Nitrifying bacteria are widely present in waste water treatment plants and it is important to be able to determine if water intended for discharge to such plants contains any toxic substances harmful to these bacteria.

A detector 1 comprises a 1.5 litre clear plastic tubular body forming a detector vessel 2. This contains Nitrosomonas and Nitrobacter nitrifying bacteria encapsulated in 2-3mm cubes of polyvinyl alcohol, the cubes being immersed in water. An air compressor pumps air to an air stone 3 situated within the detector. This is used to fluidise the cubes and maintain the dissolved oxygen level above 5.0 mg/l. A dissolved oxygen monitor 4 is also provided, information from which is relayed to a data processor 5, and used to determine the oxygen conditions within the detector vessel 2. A heater 6 is also provided within the detector, to maintain the temperature of the water and encapsulated bacteria at a suitable level.

An inlet 7 is provided on the detector 1. This is connected to a feed pump 8 which is arranged to draw from a feed tank 9. An outlet 10 is also provided on the detector 1. This is connected to an ammonia monitor 11. A pH monitor 12 is also provided. The outputs of the ammonia monitor and the pH monitor are relayed to the data processor 5.

A waste water sample which requires testing is passed into the feed tank 9 and fed by the pump 8 via the inlet 7 into the detector body 2. The ammonia level discharged through the outlet 10 is measured by the ammonia monitor 11. The output from this monitor is relayed to the data processor 5, where it is used to calculate the percentage inhibition of the nitrifying bacteria, and hence determine if any toxic substances are present in the water sample.

The detector is manufactured as follows. A suitable culture of nitrifying bacteria can be obtained commercially. The nitrifying bacteria are then immobilised by encapsulation in polyvinyl alcohol as follows, using a known freeze thaw technique.

One litre of fully settled nitrifying bacteria is filtered overnight with a Whatman No. 1 filter paper and funnel, forming a paste on the filter paper. A 20% (weight/volume) aqueous solution of polyvinyl alcohol, of a suitable grade, is added to tap water. The paste is added to the polyvinyl alcohol and thoroughly mixed. The resultant mixture is then poured into a flat tray and frozen at-20°C for 24 hours. The resultant water-insoluble sheet of bacteria in polyvinyl alcohol is then allowed to thaw for 24 hours and cut into 2-3mm cubes. The cubes are washed with tapwater for 24 hours to remove any surplus polyvinyl alcohol.

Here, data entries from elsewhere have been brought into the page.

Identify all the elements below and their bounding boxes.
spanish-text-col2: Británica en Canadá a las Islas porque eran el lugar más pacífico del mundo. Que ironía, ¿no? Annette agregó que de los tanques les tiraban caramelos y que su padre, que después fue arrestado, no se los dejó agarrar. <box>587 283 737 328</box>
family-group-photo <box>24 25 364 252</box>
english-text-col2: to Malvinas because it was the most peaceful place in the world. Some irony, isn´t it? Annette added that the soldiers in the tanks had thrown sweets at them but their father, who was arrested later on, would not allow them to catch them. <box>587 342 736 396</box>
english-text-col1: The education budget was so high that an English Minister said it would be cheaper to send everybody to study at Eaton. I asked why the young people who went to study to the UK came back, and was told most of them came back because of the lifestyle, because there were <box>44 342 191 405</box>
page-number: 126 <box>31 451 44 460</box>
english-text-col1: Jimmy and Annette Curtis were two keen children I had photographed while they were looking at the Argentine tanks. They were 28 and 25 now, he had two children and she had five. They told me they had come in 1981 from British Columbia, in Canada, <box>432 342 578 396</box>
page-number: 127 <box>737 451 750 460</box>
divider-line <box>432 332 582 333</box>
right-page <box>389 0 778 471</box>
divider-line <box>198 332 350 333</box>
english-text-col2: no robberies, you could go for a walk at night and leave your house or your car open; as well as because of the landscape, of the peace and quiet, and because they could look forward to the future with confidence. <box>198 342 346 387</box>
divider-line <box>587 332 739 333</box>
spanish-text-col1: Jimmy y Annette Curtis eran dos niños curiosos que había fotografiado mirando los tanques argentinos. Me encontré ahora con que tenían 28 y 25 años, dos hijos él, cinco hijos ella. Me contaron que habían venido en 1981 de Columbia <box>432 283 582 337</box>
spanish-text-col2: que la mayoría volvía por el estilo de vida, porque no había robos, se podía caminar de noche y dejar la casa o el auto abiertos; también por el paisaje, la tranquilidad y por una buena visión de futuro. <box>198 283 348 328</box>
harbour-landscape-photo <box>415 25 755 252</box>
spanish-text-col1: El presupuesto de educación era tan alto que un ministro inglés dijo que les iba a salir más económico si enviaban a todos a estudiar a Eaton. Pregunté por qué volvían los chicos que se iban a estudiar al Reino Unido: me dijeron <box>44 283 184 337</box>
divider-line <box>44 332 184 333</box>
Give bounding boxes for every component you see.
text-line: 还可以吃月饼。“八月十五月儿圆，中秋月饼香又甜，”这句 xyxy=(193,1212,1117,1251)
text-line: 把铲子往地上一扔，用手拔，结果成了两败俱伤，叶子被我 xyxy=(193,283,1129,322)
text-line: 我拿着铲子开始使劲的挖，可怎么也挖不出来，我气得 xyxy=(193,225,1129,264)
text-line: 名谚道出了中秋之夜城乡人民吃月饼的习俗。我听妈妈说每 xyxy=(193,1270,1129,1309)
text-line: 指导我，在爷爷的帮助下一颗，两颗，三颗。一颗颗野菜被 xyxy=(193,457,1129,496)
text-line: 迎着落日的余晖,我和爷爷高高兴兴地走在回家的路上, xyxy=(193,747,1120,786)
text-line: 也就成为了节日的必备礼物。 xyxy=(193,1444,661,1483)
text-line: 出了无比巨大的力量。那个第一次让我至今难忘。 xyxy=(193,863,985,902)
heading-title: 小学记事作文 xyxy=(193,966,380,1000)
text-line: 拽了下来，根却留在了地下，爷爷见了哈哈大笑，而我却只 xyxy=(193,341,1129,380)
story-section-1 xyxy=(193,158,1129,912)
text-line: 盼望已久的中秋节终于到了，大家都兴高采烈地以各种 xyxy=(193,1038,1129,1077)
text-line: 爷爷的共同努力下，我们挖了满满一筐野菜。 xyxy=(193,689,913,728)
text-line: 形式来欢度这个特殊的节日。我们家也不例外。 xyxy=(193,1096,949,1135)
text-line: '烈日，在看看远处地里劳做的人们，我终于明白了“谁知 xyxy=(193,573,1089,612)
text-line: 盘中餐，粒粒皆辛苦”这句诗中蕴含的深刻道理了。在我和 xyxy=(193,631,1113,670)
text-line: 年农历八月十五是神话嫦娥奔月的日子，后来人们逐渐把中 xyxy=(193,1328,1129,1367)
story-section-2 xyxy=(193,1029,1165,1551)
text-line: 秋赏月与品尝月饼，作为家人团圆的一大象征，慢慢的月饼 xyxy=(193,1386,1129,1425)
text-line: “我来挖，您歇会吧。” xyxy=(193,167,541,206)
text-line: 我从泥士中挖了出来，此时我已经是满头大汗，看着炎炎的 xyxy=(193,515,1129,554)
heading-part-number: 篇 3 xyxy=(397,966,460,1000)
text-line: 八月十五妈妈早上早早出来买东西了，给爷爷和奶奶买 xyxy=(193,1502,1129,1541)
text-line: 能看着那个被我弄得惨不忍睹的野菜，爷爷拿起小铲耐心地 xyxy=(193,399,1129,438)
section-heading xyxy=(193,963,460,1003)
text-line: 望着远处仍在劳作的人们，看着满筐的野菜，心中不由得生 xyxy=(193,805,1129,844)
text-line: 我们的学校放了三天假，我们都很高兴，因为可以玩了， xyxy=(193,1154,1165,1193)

It will be appreciated that a large number of cubes may be manufactured in this way. These may be

easily stored at 4°C, and have a shelf-life of between 8 and 12 months. The cubes may be stored in a cartridge, which can easily be placed in a detector to replace bacteria which have been killed by a toxic shock.

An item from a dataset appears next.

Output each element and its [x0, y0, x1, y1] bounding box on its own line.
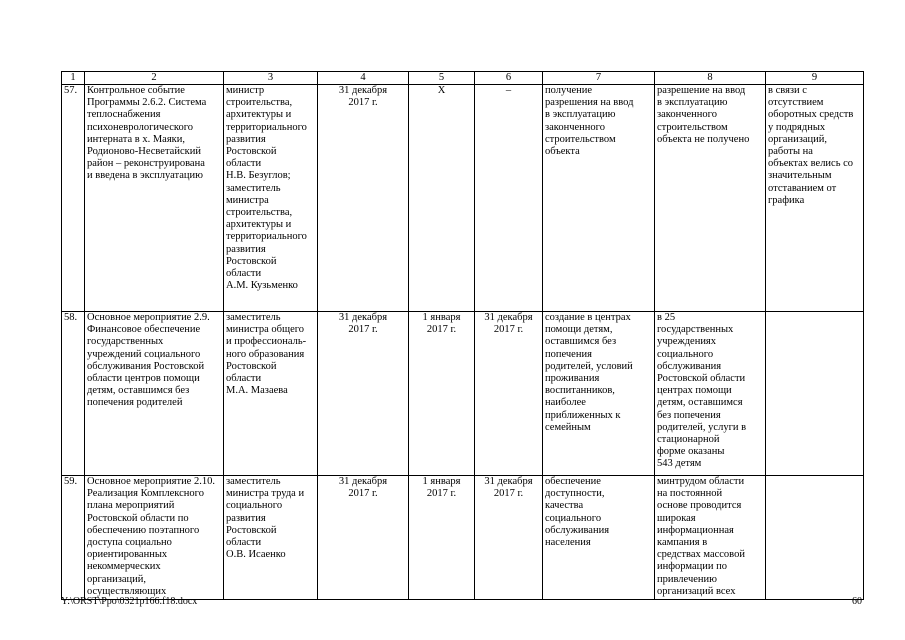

The detector vessel is filled with tap water and cubes of encapsulated bacteria, the cubes occupying approximately 50-55% of the volume. The detector vessel is aerated to fluidise the cubes and maintain the dissolved oxygen level above 5.0 mg/l. The detector is fed ammonium carbonate (at 20.0 mg/l N-NH ₃ ) and potassium dihydrogen ortho phosphate (at 2.0 mg/l P-P0 ₄ ) . The flow to the detector is increased in gradual increments over a 2 to 3 day period to a point where the residence time is approximately 30 minutes. At this residence time the outlet ammonia level should be below 5.0 mg/l N-NH ₃ . Once the outlet has stabilised to give an ammonia level below this threshold value, the detector is ready for use.